Перейдя от внешности Сталина к его манерам, Радзинский уверяет, что Иосиф Виссарионович, 'как все маленькие люди', был очень подвижен, суетлив и притом, как сам Эдвард, — ужасный хохотун, 'то и дело прыскал в усы'. Так и говорит — 'прыскал'. Ну, это подлинное открытие! И как жалко выглядят после него фальшивые слова в воспоминаниях Жукова: 'Невысокого роста и непримечательный с виду, И. В. Сталин производил сильное впечатление. Лишенный позерства, он подкупал собеседника простотой общения… Смеялся он редко, а когда смеялся, то тихо, как будто про себя. Но юмор понимал и умел ценить остроумие и шутку'. Интересно, как бы он в данном случае оценил остроумие юмориста Радзинского? Не сослал бы в Туруханский край? Я лично полагаю, что за такой юмор следовало бы…
Дальше мы узнаём, что, когда Сталину надоедало 'прыскать в усы', он начинал орать и рявкать. Орал и рявкал, а то и матерщинничал, чем приводил в восторг Бернарда Шоу, на всех, не исключая американского президента Трумэна. Тот на Потсдамской конференции попытался протащить выгодную для США идейку относительно Польши. И что же услышал в ответ на это? Рявкающее 'Нет! Нет!.. Туды твою мать!.. Нет! Нет!' Здесь нельзя, конечно, не видеть бесстрашного намека на то, что вот, мол, а ныне наш глава государства ни по какому поводу не смеет даже шепотом сказать 'нет!' не только американскому президенту, но и своему прихлебателю Чубайсу, грабителю-миллиардеру, объявленному на всю страну 'вором в законе' и 'рыжей смертью'. Молодец юморист Эдвард, просто герой! Черный, но блестящий юмор тирана Сталина автор вовсе не отрицает, наоборот, констатирует с восторгом: 'Иногда его юмор был блестящ!' И в подтверждение рассказывает такую историю. Приехала в Москву французская правительственная делегация, ее поселили в гостинице 'Москва', 'где стояли и стоят подслушивающие устройства'. Всезнающий Эдвард говорит об этом так уверенно, словно сам и устройства эти устанавливал, и делегацию размещал. А простодушные французы, говорит, ничего не подозревая о подслушивании, только тем и занимались, что злобно поносили Сталина, называли его чудовищем, ничтожеством, тираном и т. п. Ну, совершенно в духе покойного Волкогонова или здравствующего Роя Медведева. В назначенный день делегацию принял Сталин, которого автор с обворожительной улыбкой орангутана, частенько появляющегося ныне в качестве заставки между передачами первой программы телевидения, называет здесь 'победителем Гитлера'. Значит, дело было уже после войны.

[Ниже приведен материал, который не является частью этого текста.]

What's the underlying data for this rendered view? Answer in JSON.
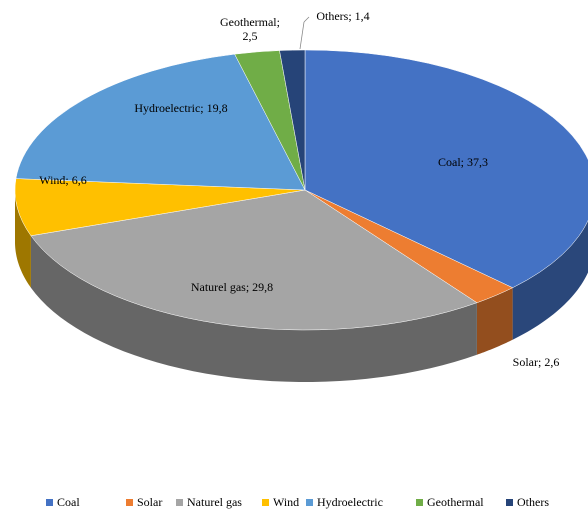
{
  "chart_data": {
    "type": "pie3d",
    "categories": [
      "Coal",
      "Solar",
      "Naturel gas",
      "Wind",
      "Hydroelectric",
      "Geothermal",
      "Others"
    ],
    "values": [
      37.3,
      2.6,
      29.8,
      6.6,
      19.8,
      2.5,
      1.4
    ],
    "value_labels": [
      "Coal; 37,3",
      "Solar; 2,6",
      "Naturel gas; 29,8",
      "Wind; 6,6",
      "Hydroelectric; 19,8",
      "Geothermal; 2,5",
      "Others; 1,4"
    ],
    "colors": [
      "#4472c4",
      "#ed7d31",
      "#a5a5a5",
      "#ffc000",
      "#5b9bd5",
      "#70ad47",
      "#264478"
    ],
    "legend": "bottom"
  }
}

Переговоры шли довольно трудно, но в конце концов был подписан дружественный советско- французский договор. После этого Сталин дал в честь такого события обед. Вот здесь-то вождь и блеснул своим юмором. Он провозгласил несколько тостов, и один из них был таким: 'Выпьем за товарища Кагановича! Он у нас хорошо руководит железными дорогами. Но если будет плохо руководить, то мы его расстреляем'. И еще несколько тостов в этом духе. Таким образом Сталин тонко высмеял французов за их болтовню о нем как о чудовище и тиране. Разве это не здорово? Прав Радзинский: блестящий юмор!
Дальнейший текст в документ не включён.